To determine whether all studied chromosomes carrying n.197C>T variant (rs948931144) shared the same haplotype, we analyzed a panel of markers distributed around the RMRP gene. For these, the SNPs present in the region spanning 7000 bp upstream and downstream of the RMRP gene were extracted from the 1000 Genomes database33. Their allelic frequencies in parental populations were calculated using PLINK software. Genomic annotation was performed by the ANNOVAR database. The SNPs were filtered based on the following criteria: frequency above 0.1 in Africans (Esan in Nigeria [ESN], Gambian in Western Division—Mandinka [GWD], Luhya in Webuye, Kenya [LWK], Mende in Sierra Leone [MSL], Yoruba in Ibadan, Nigeria [YRI] and Europeans (CEPH/Utah Collection [CEU], Finnish in Finland [FIN], British From England and Scotland [GBR], Iberian Populations in Spain [IBS], Toscani in Italia [TSI]); only SNPs located in the intergenic region, upstream, intronic or downstream region of the gene. The TAG-SNPs and the haplotype frequencies in these populations were identified by HAPLOVIEW (rs10972552, rs7021463, rs1339374 and rs1361338).

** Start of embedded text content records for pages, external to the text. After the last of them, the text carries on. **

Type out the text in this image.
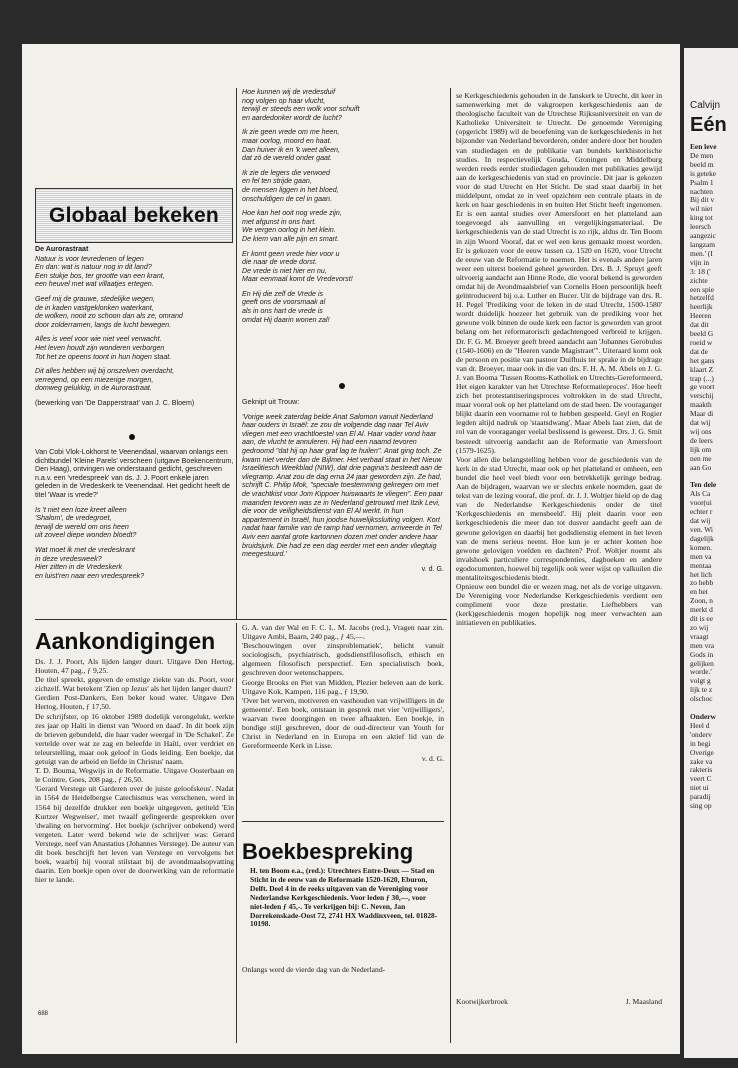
Globaal bekeken
De Aurorastraat
Natuur is voor tevredenen of legen
En dan: wat is natuur nog in dit land?
Een stukje bos, ter grootte van een krant,
een heuvel met wat villaatjes ertegen.
Geef mij de grauwe, stedelijke wegen,
de in kaden vastgeklonken waterkant,
de wolken, nooit zo schoon dan als ze, omrand
door zolderramen, langs de lucht bewegen.
Alles is veel voor wie niet veel verwacht.
Het leven houdt zijn wonderen verborgen
Tot het ze opeens toont in hun hogen staat.
Dit alles hebben wij bij onszelven overdacht,
verregend, op een miezerige morgen,
domweg gelukkig, in de Aurorastraat.
(bewerking van 'De Dapperstraat' van J. C. Bloem)

Van Cobi Vlok-Lokhorst te Veenendaal, waarvan onlangs een dichtbundel 'Kleine Parels' verscheen (uitgave Boekencentrum, Den Haag), ontvingen we onderstaand gedicht, geschreven n.a.v. een 'vredespreek' van ds. J. J. Poort enkele jaren geleden in de Vredeskerk te Veenendaal. Het gedicht heeft de titel 'Waar is vrede?'

Is 't niet een loze kreet alleen
'Shalom', de vredegroet,
terwijl de wereld om ons heen
uit zoveel diepe wonden bloedt?
Wat moet ik met de vredeskrant
in deze vredesweek?
Hier zitten in de Vredeskerk
en luist'ren naar een vredespreek?
Hoe kunnen wij de vredesduif
nog volgen op haar vlucht,
terwijl er steeds een wolk voor schuift
en aardedonker wordt de lucht?
Ik zie geen vrede om me heen,
maar oorlog, moord en haat.
Dan huiver ik en 'k weet alleen,
dat zó de wereld onder gaat.
Ik zie de legers die verwoed
en fel ten strijde gaan,
de mensen liggen in het bloed,
onschuldigen de cel in gaan.
Hoe kan het ooit nog vrede zijn,
met afgunst in ons hart.
We vergen oorlog in het klein.
De kiem van alle pijn en smart.
Er komt geen vrede hier voor u
die naar de vrede dorst.
De vrede is niet hier en nu,
Maar eenmaal komt de Vredevorst!
En Hij die zelf de Vrede is
geeft ons de voorsmaak al
als in ons hart de vrede is
omdat Hij daarin wonen zal!

Geknipt uit Trouw:

'Vorige week zaterdag belde Anat Salomon vanuit Nederland haar ouders in Israël: ze zou de volgende dag naar Tel Aviv vliegen met een vrachtloestel van El Al. Haar vader vond haar aan, de vlucht te annuleren. Hij had een naamd tevoren gedroomd "dat hij op haar graf lag te huilen". Anat ging toch. Ze kwam niet verder dan de Bijlmer. Het verhaal staat in het Nieuw Israelitiesch Weekblad (NIW), dat drie pagina's besteedt aan de vliegramp. Anat zou de dag erna 24 jaar geworden zijn. Ze had, schrijft C. Philip Mok, "speciale toestemming gekregen om met de vrachtkist voor Jom Kippoer huiswaarts te vliegen". Een paar maanden tevoren was ze in Nederland getrouwd met Itzik Levi, die voor de veiligheidsdienst van El Al werkt. In hun appartement in Israël, hun joodse huwelijkssluiting volgen. Kort nadat haar familie van de ramp had vernomen, arriveerde in Tel Aviv een aantal grote kartonnen dozen met onder andere haar bruidsjurk. Die had ze een dag eerder met een ander vliegtuig meegestuurd.'

v. d. G.
Aankondigingen
Ds. J. J. Poort, Als lijden langer duurt. Uitgave Den Hertog, Houten, 47 pag., ƒ 9,25.
De titel spreekt, gegeven de ernstige ziekte van ds. Poort, voor zichzelf. Wat betekent 'Zien op Jezus' als het lijden langer duurt?
Gerdien Post-Dankers, Een beker koud water. Uitgave Den Hertog, Houten, ƒ 17,50.
De schrijfster, op 16 oktober 1989 dodelijk verongelukt, werkte zes jaar op Haïti in dienst van 'Woord en daad'. In dit boek zijn de brieven gebundeld, die haar vader weergaf in 'De Schakel'. Ze vertelde over wat ze zag en beleefde in Haïti, over verdriet en teleurstelling, maar ook geloof in Gods leiding. Een boekje, dat getuigt van de arbeid en liefde in Christus' naam.
T. D. Bouma, Wegwijs in de Reformatie. Uitgave Oosterbaan en le Cointre, Goes, 208 pag., ƒ 26,50.
'Gerard Verstege uit Garderen over de juiste geloofskeus'. Nadat in 1564 de Heidelbergse Catechismus was verschenen, werd in 1564 bij dezelfde drukker een boekje uitgegeven, getiteld 'Ein Kurtzer Wegweiser', met twaalf gefingeerde gesprekken over 'dwaling en hervorming'. Het boekje (schrijver onbekend) werd vergeten. Later werd bekend wie de schrijver was: Gerard Verstege, neef van Anastatius (Johannes Verstege). De auteur van dit boek beschrijft het leven van Verstege en vervolgens het boek, waarbij hij vooral stilstaat bij de avondmaalsopvatting daarin. Een boekje open over de doorwerking van de reformatie hier te lande.
G. A. van der Wal en F. C. L. M. Jacobs (red.), Vragen naar zin. Uitgave Ambi, Baarn, 240 pag., ƒ 45,—.
'Beschouwingen over zinsproblematiek', belicht vanuit sociologisch, psychiatrisch, godsdienstfilosofisch, ethisch en algemeen filosofisch perspectief. Een specialistisch boek, geschreven door wetenschappers.
George Brooks en Piet van Midden, Plezier beleven aan de kerk. Uitgave Kok, Kampen, 116 pag., ƒ 19,90.
'Over het werven, motiveren en vasthouden van vrijwilligers in de gemeente'. Een boek, ontstaan in gesprek met vier 'vrijwilligers', waarvan twee doorgingen en twee afhaakten. Een boekje, in bondige stijl geschreven, door de oud-directeur van Youth for Christ in Nederland en in Europa en een aktief lid van de Gereformeerde Kerk in Lisse.
v. d. G.
Boekbespreking
H. ten Boom e.a., (red.): Utrechters Entre-Deux — Stad en Sticht in de eeuw van de Reformatie 1520-1620, Eburon, Delft. Deel 4 in de reeks uitgaven van de Vereniging voor Nederlandse Kerkgeschiedenis. Voor leden ƒ 30,—, voor niet-leden ƒ 45,-. Te verkrijgen bij: C. Neven, Jan Dorrekenskade-Oost 72, 2741 HX Waddinxveen, tel. 01828-10198.
Onlangs werd de vierde dag van de Nederland-
se Kerkgeschiedenis gehouden in de Janskerk te Utrecht, dit keer in samenwerking met de vakgroepen kerkgeschiedenis aan de theologische faculteit van de Utrechtse Rijksuniversiteit en van de Katholieke Universiteit te Utrecht. De genoemde Vereniging (opgericht 1989) wil de beoefening van de kerkgeschiedenis in het bijzonder van Nederland bevorderen, onder andere door het houden van studiedagen en de publikatie van bundels kerkhistorische studies. In respectievelijk Gouda, Groningen en Middelburg werden reeds eerder studiedagen gehouden met publikaties gewijd aan de kerkgeschiedenis van stad en provincie. Dit jaar is gekozen voor de stad Utrecht en Het Sticht. De stad staat daarbij in het middelpunt, omdat ze in veel opzichten een centrale plaats in de kerk en haar geschiedenis in en buiten Het Sticht heeft ingenomen. Er is een aantal studies over Amersfoort en het platteland aan toegevoegd als aanvulling en vergelijkingsmateriaal. De kerkgeschiedenis van de stad Utrecht is zo rijk, aldus dr. Ten Boom in zijn Woord Vooraf, dat er wel een keus gemaakt moest worden. Er is gekozen voor de eeuw tussen ca. 1520 en 1620, voor Utrecht de eeuw van de Reformatie te noemen. Het is evenals andere jaren weer een uiterst boeiend geheel geworden. Drs. B. J. Spruyt geeft uitvoerig aandacht aan Hinne Rode, die vooral bekend is geworden omdat hij de Avondmaalsbrief van Cornelis Hoen persoonlijk heeft geïntroduceerd bij o.a. Luther en Bucer. Uit de bijdrage van drs. R. H. Pegel 'Prediking voor de leken in de stad Utrecht, 1500-1580' wordt duidelijk hoezeer het gebruik van de prediking voor het gewone volk binnen de oude kerk een factor is geworden van groot belang om het reformatorisch gedachtengoed verbreid te krijgen. Dr. F. G. M. Broeyer geeft breed aandacht aan 'Johannes Gerobulus (1540-1606) en de "Heeren vande Magistraet"'. Uiteraard komt ook de persoon en positie van pastoor Duifhuis ter sprake in de bijdrage van dr. Broeyer, maar ook in die van drs. F. H. A. M. Abels en J. G. J. van Booma 'Tussen Rooms-Katholiek en Utrechts-Gereformeerd, Het eigen karakter van het Utrechtse Reformatieproces'. Hoe heeft zich het protestantiseringsproces voltrokken in de stad Utrecht, maar vooral ook op het platteland om de stad heen. De vooraganger blijkt daarin een voorname rol te hebben gespeeld. Geyl en Rogier legden altijd nadruk op 'staatsdwang'. Maar Abels laat zien, dat de rol van de vooraganger veelal beslissend is geweest. Drs. J. G. Smit besteedt uitvoerig aandacht aan de Reformatie van Amersfoort (1579-1625).
Voor allen die belangstelling hebben voor de geschiedenis van de kerk in de stad Utrecht, maar ook op het platteland er omheen, een bundel die heel veel biedt voor een betrekkelijk geringe bedrag. Aan de bijdragen, waarvan we er slechts enkele noemden, gaat de tekst van de lezing vooraf, die prof. dr. J. J. Woltjer hield op de dag van de Nederlandse Kerkgeschiedenis onder de titel 'Kerkgeschiedenis en mensbeeld'. Hij pleit daarin voor een kerkgeschiedenis die meer dan tot dusver aandacht geeft aan de gewone gelovigen en daarbij het godsdienstig element in het leven van de mens serieus neemt. Hoe kun je er achter komen hoe gewone gelovigen voelden en dachten? Prof. Woltjer noemt als invalshoek particuliere correspondenties, dagboeken en andere egodocumenten, hoewel hij tegelijk ook weer wijst op valkuilen die mentaliteitsgeschiedenis biedt.
Opnieuw een bundel die er wezen mag, net als de vorige uitgaven. De Vereniging voor Nederlandse Kerkgeschiedenis verdient een compliment voor deze prestatie. Liefhebbers van (kerk)geschiedenis mogen hopelijk nog meer verwachten aan initiatieven en publikaties.
Kootwijkerbroek	J. Maasland
688
Calvijn
Eén
Een leve
De men
beeld m
is geteke
Psalm 1
nachten
Bij dit v
wil niet
king tot
leersch
aangezic
langzam
men.' (I
vijn in
3: 18 ('
zichte
een spie
hetzelfd
heerlijk
Heeren
dat dit
beeld G
roeid w
dat de
het gans
klaart Z
trap (...)
ge voort
verschij
maakth
Maar di
dat wij
wij ons
de leers
lijk om
nen me
aan Go

Ten dele
Als Ca
voor(ui
echter r
dat wij
ven. Wi
dagelijk
komen.
men va
mentaa
het lich
zo hebb
en het
Zoon, n
merkt d
dit is ee
zo wij
vraagt
men vra
Gods in
gelijken
worde.'
volgt g
lijk te z
olschoc

Onderw
Heel d
'onderv
in begi
Overige
zake va
rakteris
veert C
niet ui
paradij
sing op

Genotyping of TAG SNPs and data analysis

The region containing the TAG SNPs were PCR-amplified using patients and parental samples (PCR conditions available upon request) through Veriti 96-well thermal cycler (Thermo Fisher Scientific) and purified by High Pure PCR Product Purification Kit (Roche), according to the manufacturers’ instructions. Amplicons were sequenced by Sanger method on an automated DNA sequencer ABI 3730 (Applied Biosystems, Foster City, CA, USA) using BigDye v3.1 Sequencing Buffer (Applied Biosystems) as described by Otto et al., 200834. Sequence data were analyzed using BioEdit Software version 7.2 (Ibis Biosciences, Carlsbad, CA, USA). For haplotype assembly, the gametic phase of each TAG SNP was inferred using sequence data from family pedigree. When parental samples were not available, allelic discrimination was determined in patients´ samples by cloning the entire region containing the selected markers into a pGEM-T Cloning Vector (Promega) before sequencing. Allele frequencies were calculated by direct counting and haplotype diversity was calculated (h = 1 − ∑p2), as proposed by Nei35. Fisher's exact test was used to compare the frequencies between haplotypes carrying or not the n.197C>T variant.